What do you want to get out of your music? Knowing your goals will keep you focused on the skills you need, and steer you away from skills you can do without. I will gear your lessons around what you want, so you can have more fun.
Write down the goals that resonate with you. Have them handy when you choose a teacher so you can see how you will be supported in your goals.
Why do you want to play?
- I just want to play for my own enjoyment, not for anyone else to hear.
- I’m learning to be a therapeutic musician, playing at the bedside of sick and dying patients.
- I want to make money at gigs and weddings.
- I enjoy jamming with other musicians, with or without written music.
- The harp looks impressive, and I want to show off to family and friends.
- I’d like to perform in an orchestra or smaller group on a regular basis.
- Some other reasons...
Put your goals where you can see them before you practice, and bring them to your lessons.
It’s okay if you don’t know your goals yet. I can help you with that, too.
Potential musical skills to learn, if you want
I can teach you the skills that will make your music playing the most fun. You do not have to learn any of these. Your own goals will drive which of these skills are worth your while.
Playing by ear. This is being able to play music you hear without seeing it written down. It opens you up to playing anything you’ve heard before without having to locate or purchase sheet music.

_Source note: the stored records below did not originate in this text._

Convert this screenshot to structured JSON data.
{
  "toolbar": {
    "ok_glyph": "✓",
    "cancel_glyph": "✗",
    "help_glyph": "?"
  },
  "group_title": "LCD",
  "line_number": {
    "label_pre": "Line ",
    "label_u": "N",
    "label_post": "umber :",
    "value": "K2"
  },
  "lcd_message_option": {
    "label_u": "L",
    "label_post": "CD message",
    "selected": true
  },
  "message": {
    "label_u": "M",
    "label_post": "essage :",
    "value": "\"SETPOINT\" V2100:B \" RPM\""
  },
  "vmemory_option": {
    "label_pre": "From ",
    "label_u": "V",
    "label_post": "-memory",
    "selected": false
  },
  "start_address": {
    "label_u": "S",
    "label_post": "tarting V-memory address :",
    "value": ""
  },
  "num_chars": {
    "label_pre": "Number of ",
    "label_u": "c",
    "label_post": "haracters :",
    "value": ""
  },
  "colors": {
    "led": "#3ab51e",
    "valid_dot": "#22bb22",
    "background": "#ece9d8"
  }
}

Reading music. Having the ability to read music means you won’t have to hear it first, and you won’t have to memorize your songs completely. But, if you can play by ear, you don’t need to learn to read music.
Sight-reading. Not just reading music, but playing it on-the-fly, particularly when you’ve never seen it before. If you can sight-read, you don’t have to memorize your music at all, which can mean a larger repertoire.
Lead sheet. Playing from lead sheets is like sight-reading the melody and improvising the bass. You’ll be able to play from fake books and create your own arrangements, not only increasing your repertoire, but really making the songs your own. Reading from a lead sheet is easier than full sight-reading, since there is no bass clef.
Memorizing. This is helpful if you don’t want your audience to see you using the sheet music, if you don’t want the paper to get between you and your patient, if it hurts your eyes to focus on the music and the strings, or if you can’t light your music.
Improvising. You don’t have to play jazz to be able to learn to improvise. Make your songs longer with an improvised intro or outro. Recover from mistakes by going into an improvised bridge. Or just play.
Arranging. If you have sheet music for a piece that is too difficult or for a different instrument, or if you know a tune by ear but want to do it in a different way, then you can make your own arrangement. Maybe you’ve always wanted to do a bossa nova version “Frosty the Snowman” or turn “Yesterday” into a waltz.
Composing. Want to make music that’s never been heard before? It’s much easier than you think.
Music theory. If you want to be better able to sight read, play from lead sheets, memorize, learn by ear, improvise, arrange, or compose, then you will want to learn music theory. You can do any of these skills without theory, but theory makes it easier.
Do any of these skills sound like fun? Write them down. Anything sound dismal, make you cringe? For any teacher that you are looking to work with, make sure they are willing to focus on what you want.